Neuf États du nord-est plus l’Etat de Rio De Janeiro, ont vu l’apparition, depuis aout, de galettes de pétrole, de source toujours inconnue, sur plus 150 plages paradisiaques du Brésil, une pollution qui a causé la mort de centaines d’animaux marins et pris des proportions régionales et internationales.
Après avoir conclu à ce que les hydrocarbures "portent l’ADN" du pétrole vénézuélien, des enquêtes avaient par la suite pointé du doigt début novembre un cargo battant pavillon grec nommé Bouboulina, et des perquisitions ont même été menées au sein de la société à laquelle appartient ce navire, mais aucune preuve tangible n’a été apportée et l'armateur continue de rejeter toute responsabilité.
D’autre part, la question vénézuélienne a continué de jouir d’une perception prioritaire pour le gouvernement Bolsonaro. Quasiment absent dans l’agenda des BRRICS, le Venezuela a été au centre de la réunion du groupe de Lima, tenue également en novembre à Brasilia.
La rencontre, organisée sur fond de rapport médiatique évoquant la possibilité de sortie de l’Argentine du nouveau président, Alberto Fernández, a réaffirmé son soutien au président par intérim, Juan Guaidó et à l'Assemblée nationale, en tant que représentants légitimes et élus démocratiquement du peuple vénézuélien, condamnant les manœuvres du régime Maduro visant à saper le dialogue.
Sur un autre registre, celui du sport, le football brésilien a confirmé sa bonne santé ces dernières années. La sélection nationale a été au rendez-vous et a remporté la Copa America, dont la finale, organisée au mythique stade du Maracana de Rio de Janeiro, a vu la nouvelle vedette brésilienne Gabriel Jesus briller de mille feux lors de la victoire 3-1 contre le Pérou.
Un autre Gabriel, Gabigol, s’est fait aussi attirer les projecteurs cette année après avoir conduit le plus célèbre club brésilien, Flamengo (40 millions de supporters), au titre de champion de la Copa Libertadores, la coupe des clubs champions d’Amérique du Sud.
Pays à grande tradition footballistique, le Brésil a également abrité la coupe du monde des moins de 17 ans.
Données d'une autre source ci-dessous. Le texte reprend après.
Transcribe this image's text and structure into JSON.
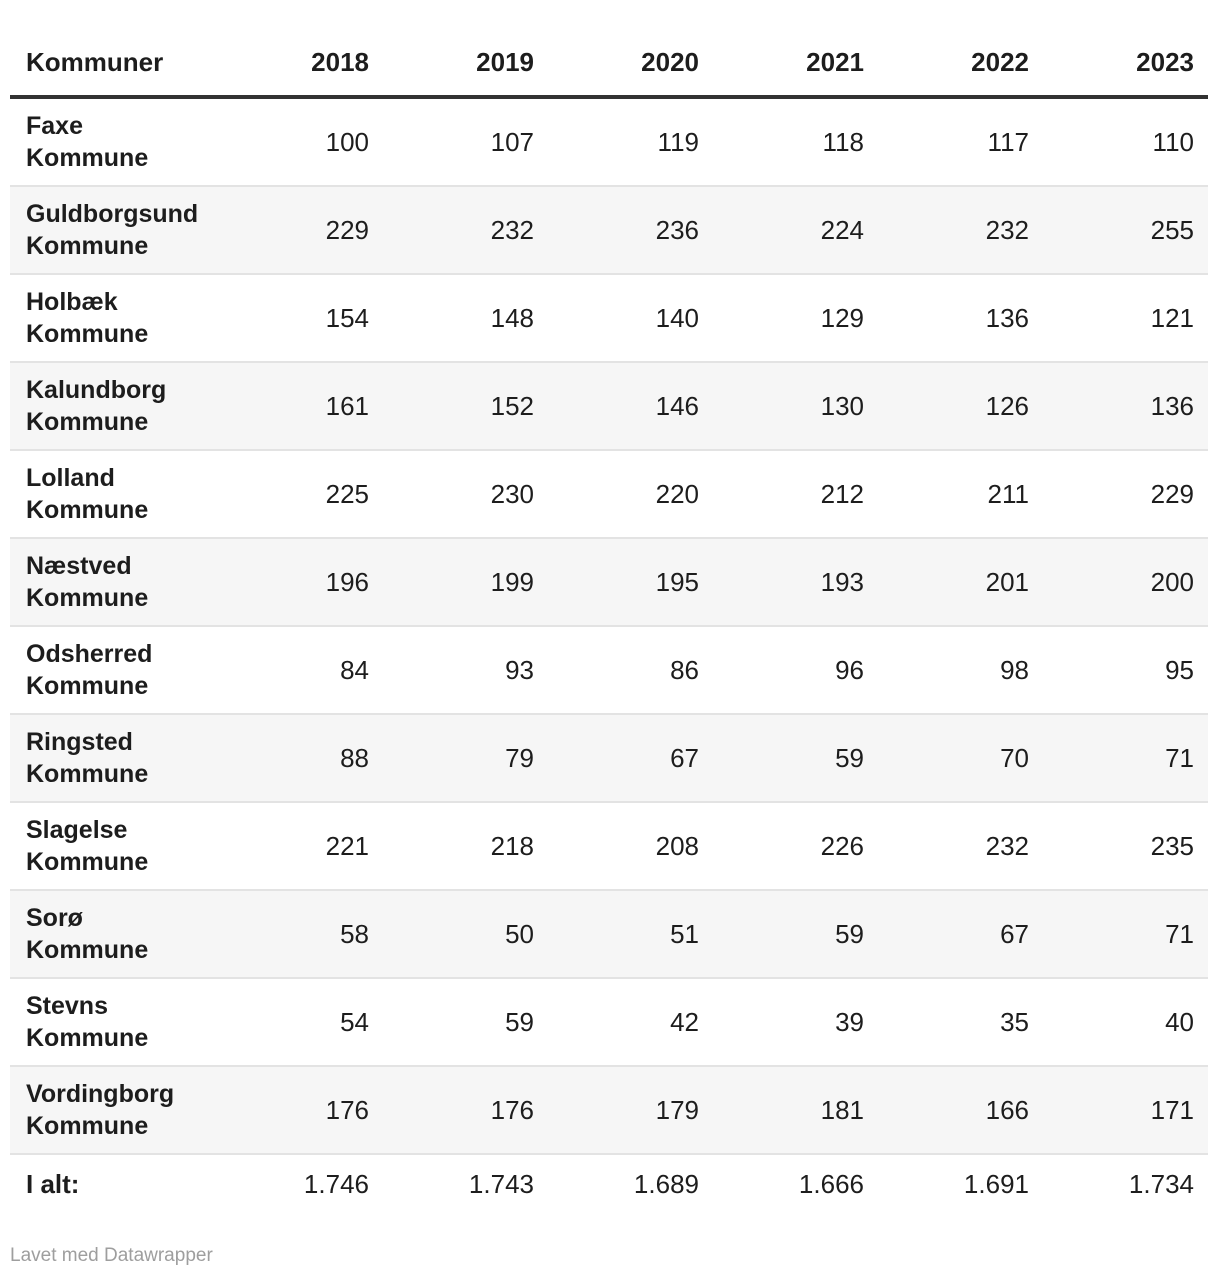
{
  "colors": {
    "text": "#1d1d1d",
    "header_rule": "#323232",
    "row_rule": "#e3e3e3",
    "stripe": "#f6f6f6",
    "credit_text": "#9e9e9e"
  },
  "table": {
    "columns": [
      "Kommuner",
      "2018",
      "2019",
      "2020",
      "2021",
      "2022",
      "2023"
    ],
    "rows": [
      {
        "name": [
          "Faxe",
          "Kommune"
        ],
        "values": [
          "100",
          "107",
          "119",
          "118",
          "117",
          "110"
        ]
      },
      {
        "name": [
          "Guldborgsund",
          "Kommune"
        ],
        "values": [
          "229",
          "232",
          "236",
          "224",
          "232",
          "255"
        ]
      },
      {
        "name": [
          "Holbæk",
          "Kommune"
        ],
        "values": [
          "154",
          "148",
          "140",
          "129",
          "136",
          "121"
        ]
      },
      {
        "name": [
          "Kalundborg",
          "Kommune"
        ],
        "values": [
          "161",
          "152",
          "146",
          "130",
          "126",
          "136"
        ]
      },
      {
        "name": [
          "Lolland",
          "Kommune"
        ],
        "values": [
          "225",
          "230",
          "220",
          "212",
          "211",
          "229"
        ]
      },
      {
        "name": [
          "Næstved",
          "Kommune"
        ],
        "values": [
          "196",
          "199",
          "195",
          "193",
          "201",
          "200"
        ]
      },
      {
        "name": [
          "Odsherred",
          "Kommune"
        ],
        "values": [
          "84",
          "93",
          "86",
          "96",
          "98",
          "95"
        ]
      },
      {
        "name": [
          "Ringsted",
          "Kommune"
        ],
        "values": [
          "88",
          "79",
          "67",
          "59",
          "70",
          "71"
        ]
      },
      {
        "name": [
          "Slagelse",
          "Kommune"
        ],
        "values": [
          "221",
          "218",
          "208",
          "226",
          "232",
          "235"
        ]
      },
      {
        "name": [
          "Sorø",
          "Kommune"
        ],
        "values": [
          "58",
          "50",
          "51",
          "59",
          "67",
          "71"
        ]
      },
      {
        "name": [
          "Stevns",
          "Kommune"
        ],
        "values": [
          "54",
          "59",
          "42",
          "39",
          "35",
          "40"
        ]
      },
      {
        "name": [
          "Vordingborg",
          "Kommune"
        ],
        "values": [
          "176",
          "176",
          "179",
          "181",
          "166",
          "171"
        ]
      }
    ],
    "total": {
      "label": "I alt:",
      "values": [
        "1.746",
        "1.743",
        "1.689",
        "1.666",
        "1.691",
        "1.734"
      ]
    }
  },
  "footer": {
    "credit": "Lavet med Datawrapper"
  },
  "chart_data": {
    "type": "table",
    "title": "",
    "columns": [
      "Kommuner",
      "2018",
      "2019",
      "2020",
      "2021",
      "2022",
      "2023"
    ],
    "categories": [
      2018,
      2019,
      2020,
      2021,
      2022,
      2023
    ],
    "series": [
      {
        "name": "Faxe Kommune",
        "values": [
          100,
          107,
          119,
          118,
          117,
          110
        ]
      },
      {
        "name": "Guldborgsund Kommune",
        "values": [
          229,
          232,
          236,
          224,
          232,
          255
        ]
      },
      {
        "name": "Holbæk Kommune",
        "values": [
          154,
          148,
          140,
          129,
          136,
          121
        ]
      },
      {
        "name": "Kalundborg Kommune",
        "values": [
          161,
          152,
          146,
          130,
          126,
          136
        ]
      },
      {
        "name": "Lolland Kommune",
        "values": [
          225,
          230,
          220,
          212,
          211,
          229
        ]
      },
      {
        "name": "Næstved Kommune",
        "values": [
          196,
          199,
          195,
          193,
          201,
          200
        ]
      },
      {
        "name": "Odsherred Kommune",
        "values": [
          84,
          93,
          86,
          96,
          98,
          95
        ]
      },
      {
        "name": "Ringsted Kommune",
        "values": [
          88,
          79,
          67,
          59,
          70,
          71
        ]
      },
      {
        "name": "Slagelse Kommune",
        "values": [
          221,
          218,
          208,
          226,
          232,
          235
        ]
      },
      {
        "name": "Sorø Kommune",
        "values": [
          58,
          50,
          51,
          59,
          67,
          71
        ]
      },
      {
        "name": "Stevns Kommune",
        "values": [
          54,
          59,
          42,
          39,
          35,
          40
        ]
      },
      {
        "name": "Vordingborg Kommune",
        "values": [
          176,
          176,
          179,
          181,
          166,
          171
        ]
      }
    ],
    "totals": {
      "label": "I alt:",
      "values": [
        1746,
        1743,
        1689,
        1666,
        1691,
        1734
      ]
    },
    "layout": {
      "striped_rows": true,
      "numbers_aligned": "right",
      "credit": "Lavet med Datawrapper"
    }
  }
}
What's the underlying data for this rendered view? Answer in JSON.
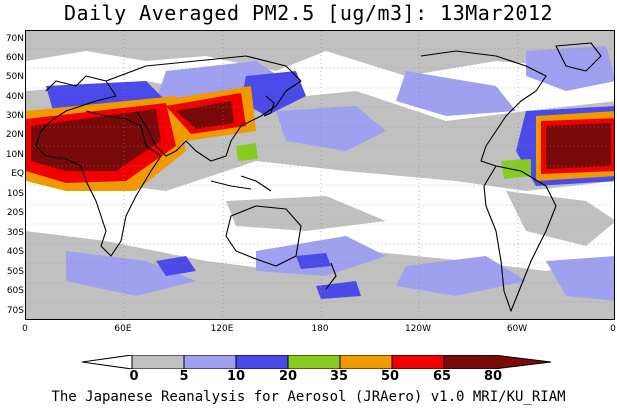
{
  "title": "Daily Averaged PM2.5 [ug/m3]: 13Mar2012",
  "footer": "The Japanese Reanalysis for Aerosol (JRAero) v1.0 MRI/KU_RIAM",
  "map": {
    "lat_labels": [
      "70N",
      "60N",
      "50N",
      "40N",
      "30N",
      "20N",
      "10N",
      "EQ",
      "10S",
      "20S",
      "30S",
      "40S",
      "50S",
      "60S",
      "70S"
    ],
    "lon_labels": [
      "0",
      "60E",
      "120E",
      "180",
      "120W",
      "60W",
      "0"
    ]
  },
  "legend": {
    "levels": [
      "0",
      "5",
      "10",
      "20",
      "35",
      "50",
      "65",
      "80"
    ],
    "colors": [
      "#ffffff",
      "#c0c0c0",
      "#a0a0f0",
      "#4a4ae8",
      "#88cc22",
      "#f09a00",
      "#f00000",
      "#7a0a0a"
    ]
  }
}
Là encore la seleçao a prouvé sa suprématie en allant remporter le quatrième sacre de son histoire aux dépens du Mexique (2-1).
Le Brésil a également brillé par sa culture en 2019, avec notamment l’organisation de deux événements qui font sa renommée. Le premier est le carnaval de Rio de Janeiro qui a généré un chiffre d’affaires de 3,78 milliards de réais (983 millions de dollars), selon la Mairie de la ville.
L’autre événement majeur est le méga festival Rock in Rio, organisé sept jours durant en septembre avec pas moins de 700.000 spectateurs drainés.
Ainsi, le Brésil, le pays le plus peuplé et le plus gigantesque du continent sud-américain, plie une page 2019 remplie d’évènements politiques à rebondissements et de défis sans précédents pour se tourner vers une nouvelle, qui augure d’un décor politique encore plus imprévisible et d’une reprise économique pressante dans une région mouvementée et contagieuse.